Confirmed by the government of Visegrad Group countries three years ago, the Budapest-Warsaw high speed railway plans to connect the Hungarian and Polish capitals in less than five hours (compared to more than ten hours today) with trains traveling at a speed of up to 320 km/h and stopping through the cities of Gyor, Bratislava, Brno, Ostrava and Katowice.

Once the route becomes reality, passengers will be able to go from Budapest to Vienna and Bratislava in less than two hours, and to Prague in three hours and a half. A dream come true for lovers of Central Europe.

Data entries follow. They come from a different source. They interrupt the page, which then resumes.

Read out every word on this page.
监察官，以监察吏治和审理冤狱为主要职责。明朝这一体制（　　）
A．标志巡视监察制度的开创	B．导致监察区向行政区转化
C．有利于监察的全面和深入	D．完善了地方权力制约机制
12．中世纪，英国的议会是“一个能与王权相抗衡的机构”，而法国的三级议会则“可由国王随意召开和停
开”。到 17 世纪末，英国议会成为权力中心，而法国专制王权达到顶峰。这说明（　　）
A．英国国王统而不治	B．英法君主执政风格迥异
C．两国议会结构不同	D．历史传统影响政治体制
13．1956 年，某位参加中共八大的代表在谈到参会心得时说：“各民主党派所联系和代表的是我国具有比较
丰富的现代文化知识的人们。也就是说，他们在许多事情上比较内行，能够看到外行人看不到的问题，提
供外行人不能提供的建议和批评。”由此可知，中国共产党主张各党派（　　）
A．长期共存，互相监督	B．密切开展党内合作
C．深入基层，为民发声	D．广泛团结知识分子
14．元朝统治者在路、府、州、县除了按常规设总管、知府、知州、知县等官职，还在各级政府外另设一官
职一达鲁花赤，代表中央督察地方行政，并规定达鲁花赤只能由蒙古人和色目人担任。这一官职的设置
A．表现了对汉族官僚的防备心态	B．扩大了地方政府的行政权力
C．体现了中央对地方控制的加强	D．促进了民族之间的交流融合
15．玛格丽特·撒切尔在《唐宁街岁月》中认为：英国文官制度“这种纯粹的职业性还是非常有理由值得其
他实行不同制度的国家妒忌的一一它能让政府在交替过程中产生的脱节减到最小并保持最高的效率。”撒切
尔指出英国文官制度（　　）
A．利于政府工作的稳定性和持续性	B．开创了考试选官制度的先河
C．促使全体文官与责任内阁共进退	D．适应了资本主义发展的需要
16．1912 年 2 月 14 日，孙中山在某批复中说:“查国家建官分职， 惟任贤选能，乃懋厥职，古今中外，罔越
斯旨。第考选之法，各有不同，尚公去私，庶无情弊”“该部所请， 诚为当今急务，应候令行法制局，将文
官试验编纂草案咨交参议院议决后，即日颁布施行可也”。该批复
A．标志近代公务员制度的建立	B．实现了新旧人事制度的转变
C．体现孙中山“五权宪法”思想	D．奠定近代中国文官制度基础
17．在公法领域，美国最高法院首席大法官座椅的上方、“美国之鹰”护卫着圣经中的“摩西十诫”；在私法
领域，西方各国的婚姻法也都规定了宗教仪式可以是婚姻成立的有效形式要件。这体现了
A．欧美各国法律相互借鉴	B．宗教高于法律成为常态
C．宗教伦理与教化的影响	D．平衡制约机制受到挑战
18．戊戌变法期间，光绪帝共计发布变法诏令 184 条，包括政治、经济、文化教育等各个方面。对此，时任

Earlier this week, Hungarian authorities in charge of the project released a short animated film on how the project could look like once construction begins… in 2030.

In 2018, Transport Ministers of the Visegrad countries (Czech Republic, Slovakia, Poland and Hungary) agreed to launch talks on the establishment of a high-speed train route in Central Europe connecting the cities of Budapest and Warsaw.

“This will be a typical Visegrad project, with all the four countries involved in talks on funding,” Hungarian Foreign Minister Peter Szijjarto said at the time.

The declared goal was to offer a cleaner alternative to flying or driving to at least 500,000 passengers and further connect Central European capitals to Western networks, including in Germany, Italy or Austria.

The Hungarian Urban and Suburban Transit Association (VEKE) nevertheless warned that the project would come too late to help Hungary – and other countries – meet the EU’s emissions reduction goal.

The Hungarian government is also currently involved in discussion surrounding a controversial high-speed train between Budapest and Belgrade, funded by China as part of Beijing’s mega-infrastructure “new silk roads” projects.